One euro zone central banking source said five policymakers opposed the expanded asset-purchase plan: the central bank chiefs of Germany, the Netherlands, Austria and Estonia, along with Executive Board member Sabine Lautenschlaeger, a German.

Guntram Wolff, head of the Bruegel think tank, said the plan's size was impressive. "But the ECB has given the signal ... that its monetary policy is not a single one. That's a bad signal to markets and a bad signal to everybody in the euro zone."

The ECB is trying to push euro zone annual inflation back up to its target of just below two per cent; consumer prices fell last month, raising fears of a Japanese-style deflationary spiral. But there are doubts, and not only in Germany, over whether printing fresh money will work.

Euro wallows

Most euro zone government bond yields are at ultra-low levels and the euro had already dropped sharply against the dollar. Lower borrowing costs and a weaker currency could both help to boost economic growth but there is a question about how much further either can fall.

The ECB could create the basis for growth, Draghi said, but he put the onus on governments to follow. "For growth to pick up ... you need structural reforms,’’ he said. “It’s now up to the governments to implement these structural reforms.

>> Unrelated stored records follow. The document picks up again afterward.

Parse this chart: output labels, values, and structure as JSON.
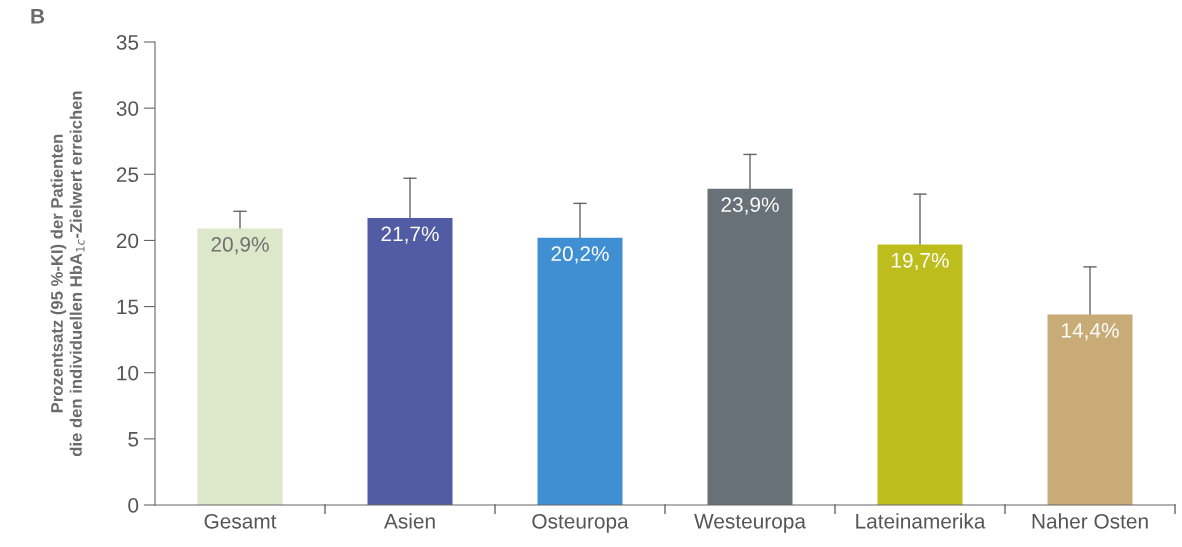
{
  "chart_data": {
    "type": "bar",
    "ylabel": "Prozentsatz (95 %-KI) der Patienten\ndie den individuellen HbA$_{1c}$-Zielwert erreichen",
    "annotations": [
      "B"
    ],
    "categories": [
      "Gesamt",
      "Asien",
      "Osteuropa",
      "Westeuropa",
      "Lateinamerika",
      "Naher Osten"
    ],
    "values": [
      20.9,
      21.7,
      20.2,
      23.9,
      19.7,
      14.4
    ],
    "colors": [
      "#dce8c9",
      "#525ca4",
      "#3f8fd2",
      "#687078",
      "#bdbd1e",
      "#c8ab76"
    ],
    "errors": [
      [
        20.9,
        22.2
      ],
      [
        21.7,
        24.7
      ],
      [
        20.2,
        22.8
      ],
      [
        23.9,
        26.5
      ],
      [
        19.7,
        23.5
      ],
      [
        14.4,
        18.0
      ]
    ],
    "value_labels": [
      "20,9%",
      "21,7%",
      "20,2%",
      "23,9%",
      "19,7%",
      "14,4%"
    ],
    "ylim": [
      0,
      35
    ],
    "yticks": [
      0,
      5,
      10,
      15,
      20,
      25,
      30,
      35
    ],
    "grid": false,
    "legend": false
  }
}
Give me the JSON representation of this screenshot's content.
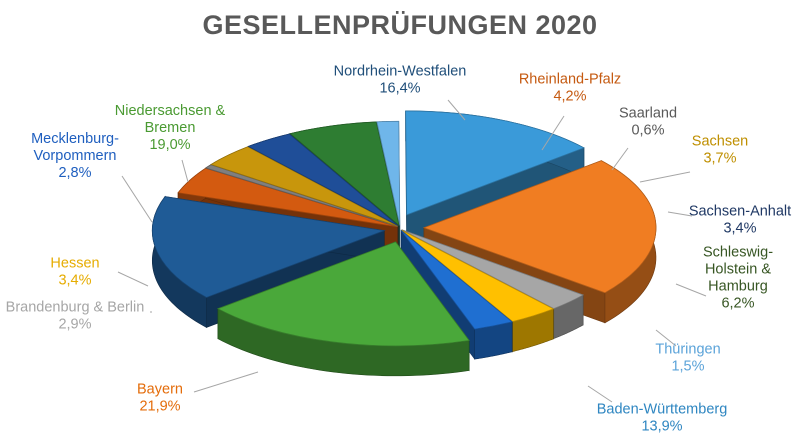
{
  "chart_data": {
    "type": "pie",
    "title": "GESELLENPRÜFUNGEN 2020",
    "slices": [
      {
        "lines": [
          "Nordrhein-Westfalen"
        ],
        "value_label": "16,4%",
        "value": 16.4,
        "color": "#1f5b96",
        "label_color": "#1f4e79"
      },
      {
        "lines": [
          "Rheinland-Pfalz"
        ],
        "value_label": "4,2%",
        "value": 4.2,
        "color": "#d35a10",
        "label_color": "#c55a11"
      },
      {
        "lines": [
          "Saarland"
        ],
        "value_label": "0,6%",
        "value": 0.6,
        "color": "#7f7f7f",
        "label_color": "#595959"
      },
      {
        "lines": [
          "Sachsen"
        ],
        "value_label": "3,7%",
        "value": 3.7,
        "color": "#c8960c",
        "label_color": "#bf8f00"
      },
      {
        "lines": [
          "Sachsen-Anhalt"
        ],
        "value_label": "3,4%",
        "value": 3.4,
        "color": "#1f4e98",
        "label_color": "#1f3864"
      },
      {
        "lines": [
          "Schleswig-",
          "Holstein &",
          "Hamburg"
        ],
        "value_label": "6,2%",
        "value": 6.2,
        "color": "#2e7d32",
        "label_color": "#375623"
      },
      {
        "lines": [
          "Thüringen"
        ],
        "value_label": "1,5%",
        "value": 1.5,
        "color": "#6fb6ea",
        "label_color": "#5ba3d9"
      },
      {
        "lines": [
          "Baden-Württemberg"
        ],
        "value_label": "13,9%",
        "value": 13.9,
        "color": "#3a9ad9",
        "label_color": "#2e86c1"
      },
      {
        "lines": [
          "Bayern"
        ],
        "value_label": "21,9%",
        "value": 21.9,
        "color": "#f07d22",
        "label_color": "#e46c0a"
      },
      {
        "lines": [
          "Brandenburg & Berlin"
        ],
        "value_label": "2,9%",
        "value": 2.9,
        "color": "#a6a6a6",
        "label_color": "#a6a6a6"
      },
      {
        "lines": [
          "Hessen"
        ],
        "value_label": "3,4%",
        "value": 3.4,
        "color": "#ffc000",
        "label_color": "#e6ac00"
      },
      {
        "lines": [
          "Mecklenburg-",
          "Vorpommern"
        ],
        "value_label": "2,8%",
        "value": 2.8,
        "color": "#1f6fd1",
        "label_color": "#1f5fbf"
      },
      {
        "lines": [
          "Niedersachsen &",
          "Bremen"
        ],
        "value_label": "19,0%",
        "value": 19.0,
        "color": "#4aa83a",
        "label_color": "#4a9a32"
      }
    ]
  }
}
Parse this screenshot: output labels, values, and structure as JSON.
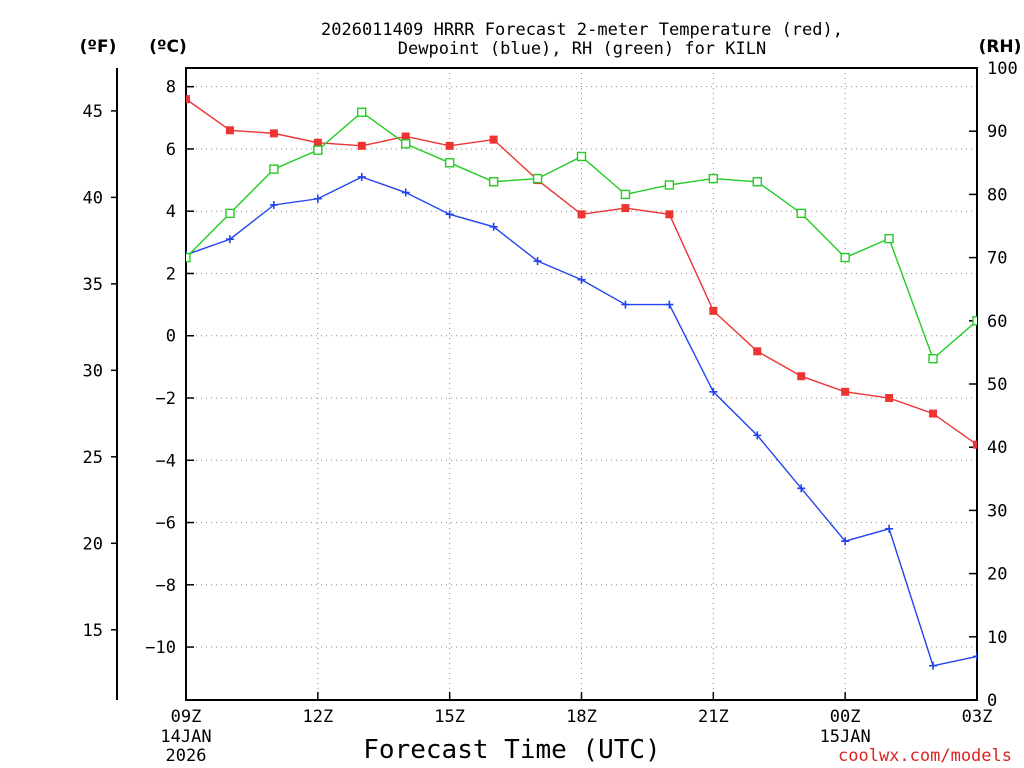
{
  "chart_data": {
    "type": "line",
    "title_lines": [
      "2026011409 HRRR Forecast 2-meter Temperature (red),",
      "Dewpoint (blue), RH (green) for KILN"
    ],
    "xlabel": "Forecast Time (UTC)",
    "watermark": "coolwx.com/models",
    "x_hours": [
      0,
      1,
      2,
      3,
      4,
      5,
      6,
      7,
      8,
      9,
      10,
      11,
      12,
      13,
      14,
      15,
      16,
      17,
      18
    ],
    "x_range": [
      0,
      18
    ],
    "x_ticks": [
      {
        "hour": 0,
        "label": "09Z",
        "sub": [
          "14JAN",
          "2026"
        ]
      },
      {
        "hour": 3,
        "label": "12Z",
        "sub": []
      },
      {
        "hour": 6,
        "label": "15Z",
        "sub": []
      },
      {
        "hour": 9,
        "label": "18Z",
        "sub": []
      },
      {
        "hour": 12,
        "label": "21Z",
        "sub": []
      },
      {
        "hour": 15,
        "label": "00Z",
        "sub": [
          "15JAN"
        ]
      },
      {
        "hour": 18,
        "label": "03Z",
        "sub": []
      }
    ],
    "left_axis_c": {
      "unit": "(ºC)",
      "range": [
        -11.7,
        8.6
      ],
      "ticks": [
        8,
        6,
        4,
        2,
        0,
        -2,
        -4,
        -6,
        -8,
        -10
      ],
      "tick_labels": [
        "8",
        "6",
        "4",
        "2",
        "0",
        "−2",
        "−4",
        "−6",
        "−8",
        "−10"
      ]
    },
    "left_axis_f": {
      "unit": "(ºF)",
      "ticks": [
        45,
        40,
        35,
        30,
        25,
        20,
        15
      ],
      "tick_labels": [
        "45",
        "40",
        "35",
        "30",
        "25",
        "20",
        "15"
      ]
    },
    "right_axis_rh": {
      "unit": "(RH)",
      "range": [
        0,
        100
      ],
      "ticks": [
        100,
        90,
        80,
        70,
        60,
        50,
        40,
        30,
        20,
        10,
        0
      ],
      "tick_labels": [
        "100",
        "90",
        "80",
        "70",
        "60",
        "50",
        "40",
        "30",
        "20",
        "10",
        "0"
      ]
    },
    "series": [
      {
        "name": "Temperature",
        "axis": "c",
        "color": "#ee3333",
        "marker": "filled-square",
        "values": [
          7.6,
          6.6,
          6.5,
          6.2,
          6.1,
          6.4,
          6.1,
          6.3,
          5.0,
          3.9,
          4.1,
          3.9,
          0.8,
          -0.5,
          -1.3,
          -1.8,
          -2.0,
          -2.5,
          -3.5
        ]
      },
      {
        "name": "Dewpoint",
        "axis": "c",
        "color": "#2244ee",
        "marker": "plus",
        "values": [
          2.6,
          3.1,
          4.2,
          4.4,
          5.1,
          4.6,
          3.9,
          3.5,
          2.4,
          1.8,
          1.0,
          1.0,
          -1.8,
          -3.2,
          -4.9,
          -6.6,
          -6.2,
          -10.6,
          -10.3
        ]
      },
      {
        "name": "RH",
        "axis": "rh",
        "color": "#22cc22",
        "marker": "open-square",
        "values": [
          70,
          77,
          84,
          87,
          93,
          88,
          85,
          82,
          82.5,
          86,
          80,
          81.5,
          82.5,
          82,
          77,
          70,
          73,
          54,
          60
        ]
      }
    ]
  }
}
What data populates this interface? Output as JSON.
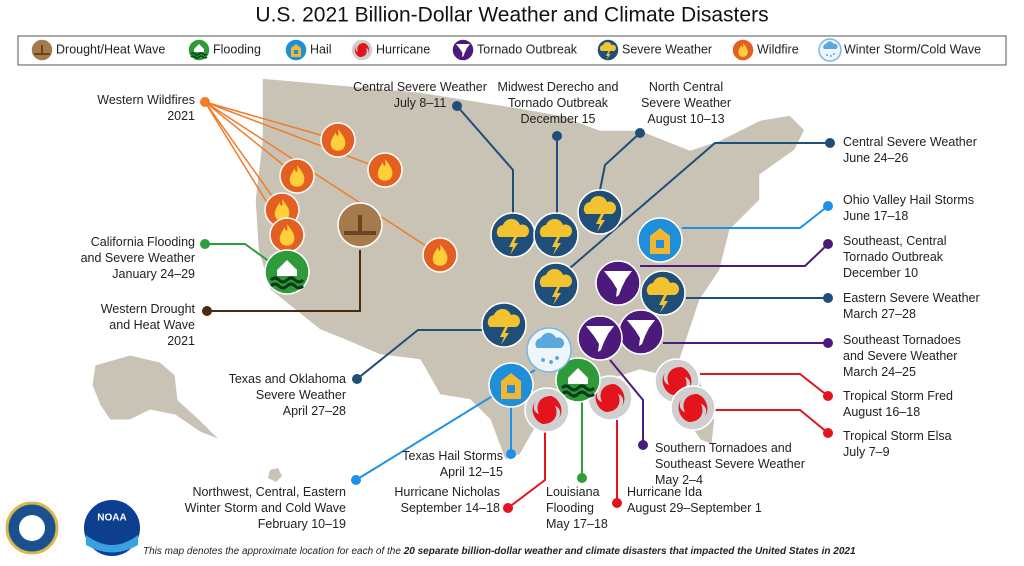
{
  "title": "U.S. 2021 Billion-Dollar Weather and Climate Disasters",
  "legend": [
    "Drought/Heat Wave",
    "Flooding",
    "Hail",
    "Hurricane",
    "Tornado Outbreak",
    "Severe Weather",
    "Wildfire",
    "Winter Storm/Cold Wave"
  ],
  "events": [
    {
      "lines": [
        "Western Wildfires",
        "2021"
      ]
    },
    {
      "lines": [
        "California Flooding",
        "and Severe Weather",
        "January 24–29"
      ]
    },
    {
      "lines": [
        "Western Drought",
        "and Heat Wave",
        "2021"
      ]
    },
    {
      "lines": [
        "Central Severe Weather",
        "July 8–11"
      ]
    },
    {
      "lines": [
        "Midwest Derecho and",
        "Tornado Outbreak",
        "December 15"
      ]
    },
    {
      "lines": [
        "North Central",
        "Severe Weather",
        "August 10–13"
      ]
    },
    {
      "lines": [
        "Central Severe Weather",
        "June 24–26"
      ]
    },
    {
      "lines": [
        "Ohio Valley Hail Storms",
        "June 17–18"
      ]
    },
    {
      "lines": [
        "Southeast, Central",
        "Tornado Outbreak",
        "December 10"
      ]
    },
    {
      "lines": [
        "Eastern Severe Weather",
        "March 27–28"
      ]
    },
    {
      "lines": [
        "Southeast Tornadoes",
        "and Severe Weather",
        "March 24–25"
      ]
    },
    {
      "lines": [
        "Tropical Storm Fred",
        "August 16–18"
      ]
    },
    {
      "lines": [
        "Tropical Storm Elsa",
        "July 7–9"
      ]
    },
    {
      "lines": [
        "Southern Tornadoes and",
        "Southeast Severe Weather",
        "May 2–4"
      ]
    },
    {
      "lines": [
        "Hurricane Ida",
        "August 29–September 1"
      ]
    },
    {
      "lines": [
        "Louisiana",
        "Flooding",
        "May 17–18"
      ]
    },
    {
      "lines": [
        "Hurricane Nicholas",
        "September 14–18"
      ]
    },
    {
      "lines": [
        "Texas Hail Storms",
        "April 12–15"
      ]
    },
    {
      "lines": [
        "Northwest, Central, Eastern",
        "Winter Storm and Cold Wave",
        "February 10–19"
      ]
    },
    {
      "lines": [
        "Texas and Oklahoma",
        "Severe Weather",
        "April 27–28"
      ]
    }
  ],
  "logo": "NOAA",
  "footer": {
    "text": "This map denotes the approximate location for each of the",
    "bold": "20 separate billion-dollar weather and climate disasters that impacted the United States in 2021"
  }
}
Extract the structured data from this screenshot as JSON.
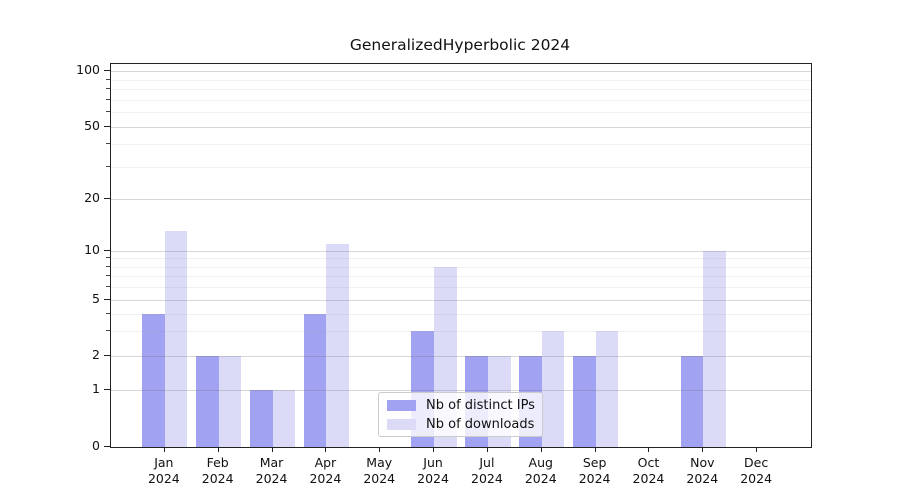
{
  "title": "GeneralizedHyperbolic 2024",
  "legend": {
    "items": [
      {
        "label": "Nb of distinct IPs",
        "color": "#a2a2f2"
      },
      {
        "label": "Nb of downloads",
        "color": "#dbdbf8"
      }
    ]
  },
  "axes": {
    "ytick_labels": [
      "100",
      "50",
      "20",
      "10",
      "5",
      "2",
      "1",
      "0"
    ],
    "year_label": "2024"
  },
  "chart_data": {
    "type": "bar",
    "title": "GeneralizedHyperbolic 2024",
    "categories": [
      "Jan 2024",
      "Feb 2024",
      "Mar 2024",
      "Apr 2024",
      "May 2024",
      "Jun 2024",
      "Jul 2024",
      "Aug 2024",
      "Sep 2024",
      "Oct 2024",
      "Nov 2024",
      "Dec 2024"
    ],
    "series": [
      {
        "name": "Nb of distinct IPs",
        "color": "#a2a2f2",
        "values": [
          4,
          2,
          1,
          4,
          0,
          3,
          2,
          2,
          2,
          0,
          2,
          0
        ]
      },
      {
        "name": "Nb of downloads",
        "color": "#dbdbf8",
        "values": [
          13,
          2,
          1,
          11,
          0,
          8,
          2,
          3,
          3,
          0,
          10,
          0
        ]
      }
    ],
    "xlabel": "",
    "ylabel": "",
    "ylim": [
      0,
      100
    ],
    "yscale": "log-like with linear 0-1 segment",
    "yticks": [
      0,
      1,
      2,
      5,
      10,
      20,
      50,
      100
    ],
    "minor_yticks": [
      3,
      4,
      6,
      7,
      8,
      9,
      30,
      40,
      60,
      70,
      80,
      90
    ],
    "grid": "horizontal major and minor gridlines",
    "legend_position": "lower center-left inside axes"
  }
}
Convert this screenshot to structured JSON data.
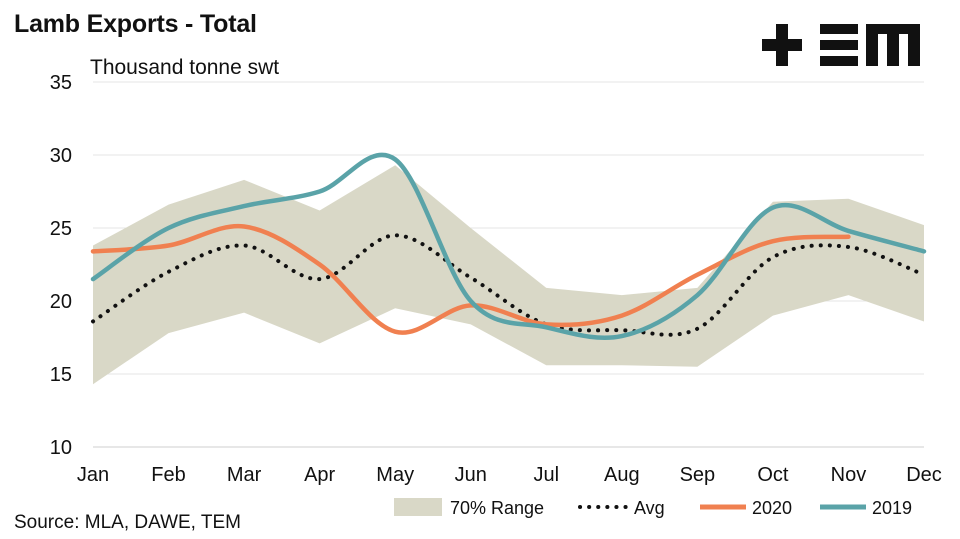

The more they do, the more effective will be our monetary policy.’’

Draghi was echoing the view of German Chancellor Angela Merkel, who said: “Regardless of what the ECB does, it should not obscure the fact that the real growth impulses must come from conditions set by the politicians.’’

The ECB has already cut interest rates to record lows and left its refinancing rate, which determines the cost of euro zone credit, at 0.05 per cent.

Greece and Cyprus, which remain under EU/IMF bailout programmes, will be eligible for the ECB programme but subject to stricter conditions.

In practice, Greek debt does not currently qualify as another rule stipulates that a maximum 33 per cent of the bonds issued by any country may be bought.

The ECB and other euro zone central banks already own more than this, although they may start purchases once enough of their Greek bonds have matured to take the total below the 33 per cent threshold.

Greece votes on Sunday in an election where anti-bailout Opposition party Syriza is on track to emerge as the biggest party in parliament.